Friday, July 15, 2011
Being both a mother and a writer poses many interesting questions.
For example, is it totally selfish to wish I was with a girlfriend, a box of chocolates and a laptop in a cheap motel when I am instead taping together rocket ships out of paper towel rolls up to my elbows in animal crackers and soccer balls?
Is it in poor taste to turn down a full time job with excellent benefits in order to keep writing stories just because they are stories I feel like writing?
And, what happens when mommy wants to write about men who aren’t daddy or activities not condoned by the PTA?
As I have spent the last 35 years narrating my life in my head, these questions are not only footnotes, but chapter headings.
Sometimes, I even catch myself blaming my six-year-old for my record low word counts, sleep-deprived metaphors and rambling, directionless paragraphs heading nowhere fast. But my lack of verve is not exactly his fault. In fact, I was pregnant with him when I took the fiction class at the Virginia Museum that got me back into writing after a multi-year hiatus waitressing/hotel-roomcleaning/basketweaving, etc.
And I could barely hide him under my shirt when I wrote my first article that I later had laminated at Kinkos.
And, I just so happened to be offered the job of Book Editor the exact same week he was born.
In fact, I called him my Writing Baby. So it’s not exactly fair to blame him when I’m not writing. He does still need me about 20,000 times a day, but I am inherently the kind of writer who seeks distractions. If it wasn’t him calling my mind from the page, it would be something else. Like the clowns from the circus I’ve considered running off with, for example.

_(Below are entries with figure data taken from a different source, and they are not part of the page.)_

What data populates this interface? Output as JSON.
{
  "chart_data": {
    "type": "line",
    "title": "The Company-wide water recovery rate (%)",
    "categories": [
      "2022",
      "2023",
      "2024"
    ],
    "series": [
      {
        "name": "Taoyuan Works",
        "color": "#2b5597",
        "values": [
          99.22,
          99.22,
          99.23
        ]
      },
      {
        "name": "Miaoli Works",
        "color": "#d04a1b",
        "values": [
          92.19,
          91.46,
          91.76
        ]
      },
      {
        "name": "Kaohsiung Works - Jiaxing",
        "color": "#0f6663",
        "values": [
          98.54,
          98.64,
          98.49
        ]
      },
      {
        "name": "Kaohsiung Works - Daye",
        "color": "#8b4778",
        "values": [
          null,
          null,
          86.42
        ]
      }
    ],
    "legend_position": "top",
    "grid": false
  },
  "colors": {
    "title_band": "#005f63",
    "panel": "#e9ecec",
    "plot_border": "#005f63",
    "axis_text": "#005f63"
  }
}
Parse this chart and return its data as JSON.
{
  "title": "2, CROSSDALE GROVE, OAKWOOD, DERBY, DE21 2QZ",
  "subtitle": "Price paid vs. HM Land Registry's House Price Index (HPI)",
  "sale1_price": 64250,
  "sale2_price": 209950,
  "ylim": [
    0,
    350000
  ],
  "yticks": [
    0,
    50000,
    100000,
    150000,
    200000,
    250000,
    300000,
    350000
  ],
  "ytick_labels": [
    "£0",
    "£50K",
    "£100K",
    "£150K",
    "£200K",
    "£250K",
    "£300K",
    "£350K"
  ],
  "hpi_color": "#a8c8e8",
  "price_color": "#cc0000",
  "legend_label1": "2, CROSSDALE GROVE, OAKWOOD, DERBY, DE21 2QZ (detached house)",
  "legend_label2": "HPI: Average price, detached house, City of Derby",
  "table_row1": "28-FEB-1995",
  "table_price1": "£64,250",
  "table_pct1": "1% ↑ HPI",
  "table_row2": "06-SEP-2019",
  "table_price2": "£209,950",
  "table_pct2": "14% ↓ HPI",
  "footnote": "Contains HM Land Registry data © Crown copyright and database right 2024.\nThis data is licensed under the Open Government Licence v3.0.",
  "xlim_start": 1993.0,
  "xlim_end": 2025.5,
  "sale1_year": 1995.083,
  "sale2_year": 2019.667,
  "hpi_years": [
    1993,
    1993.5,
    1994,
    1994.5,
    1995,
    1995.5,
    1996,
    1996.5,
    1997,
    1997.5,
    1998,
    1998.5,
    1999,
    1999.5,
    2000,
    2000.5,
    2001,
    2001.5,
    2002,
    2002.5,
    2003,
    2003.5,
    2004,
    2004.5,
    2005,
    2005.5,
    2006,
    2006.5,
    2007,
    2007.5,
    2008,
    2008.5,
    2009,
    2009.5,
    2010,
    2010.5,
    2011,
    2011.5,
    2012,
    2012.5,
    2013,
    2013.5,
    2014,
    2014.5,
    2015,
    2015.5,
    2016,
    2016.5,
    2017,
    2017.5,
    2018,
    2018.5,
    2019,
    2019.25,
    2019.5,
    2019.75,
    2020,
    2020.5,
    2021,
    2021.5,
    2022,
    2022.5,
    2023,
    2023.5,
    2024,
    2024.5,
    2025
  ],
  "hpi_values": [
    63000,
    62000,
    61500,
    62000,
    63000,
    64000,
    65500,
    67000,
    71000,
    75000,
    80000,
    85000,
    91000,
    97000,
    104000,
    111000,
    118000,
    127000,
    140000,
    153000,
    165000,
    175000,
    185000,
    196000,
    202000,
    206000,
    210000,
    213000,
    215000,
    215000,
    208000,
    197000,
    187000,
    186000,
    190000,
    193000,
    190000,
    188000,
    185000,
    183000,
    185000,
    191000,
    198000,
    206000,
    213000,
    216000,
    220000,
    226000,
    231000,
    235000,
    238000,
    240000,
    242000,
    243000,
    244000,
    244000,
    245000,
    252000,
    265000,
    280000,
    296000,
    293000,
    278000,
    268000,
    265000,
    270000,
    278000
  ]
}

There are a million things that make being a fulltime artist/writer and a mother both so difficult and so rewarding that it would be impossible to choose one over the other without feeling the devastation of losing both. And so, everyday I try to balance the two. I’m in good company. Recently, local blogger, Alexandra Nelson Iwashyna published a thoughtful piece that really nailed it: "Writing As a Mother: The Price I Pay" on her hilarious and thought-provoking blog Late Enough.
Daphne Du Maurier, of “Rebecca” fame took a different approach (paraphrased from The Telegraph): "I am not one of those mothers who live for having their brats with them all the time," she wrote....leaving behind four-year-old Tessa and the three-month-old Flavia....child-free quiet was the only hope for Rebecca....In her daughters' absence she worked quickly...four months after she started work, Daphne delivered her manuscript.
Last week after reading “Rebecca” in a 3-day fever of romantic suspense, learning about the fever with which she written it made me laugh. And hug my son. And demand that he go to community college while living in his room at home. Because the reality is I want him and my writing both together in the big messy soup of haiku and kung fu that makes up our life. Even if I'm thinking about one while spending time with the other.
And so, this week, to mark the end of the first half of my thirties I plan to re-watch the brilliant documentary, “Who Does She Think She Is?” focusing on female artists of many disciplines. Artists who are also mothers. Mothers who struggle with questions of selfishness, time-management, how to get paid for their art, balance, family, passion, discipline, figuring out how to do and be it all, without selling either themselves or their children short.
On the days when I feel like a bad mother because I’m a writer, or vice versa, another movie comes to mind: Sophie’s Choice. And I am reminded how happy I am that, somehow, I have chosen not to choose.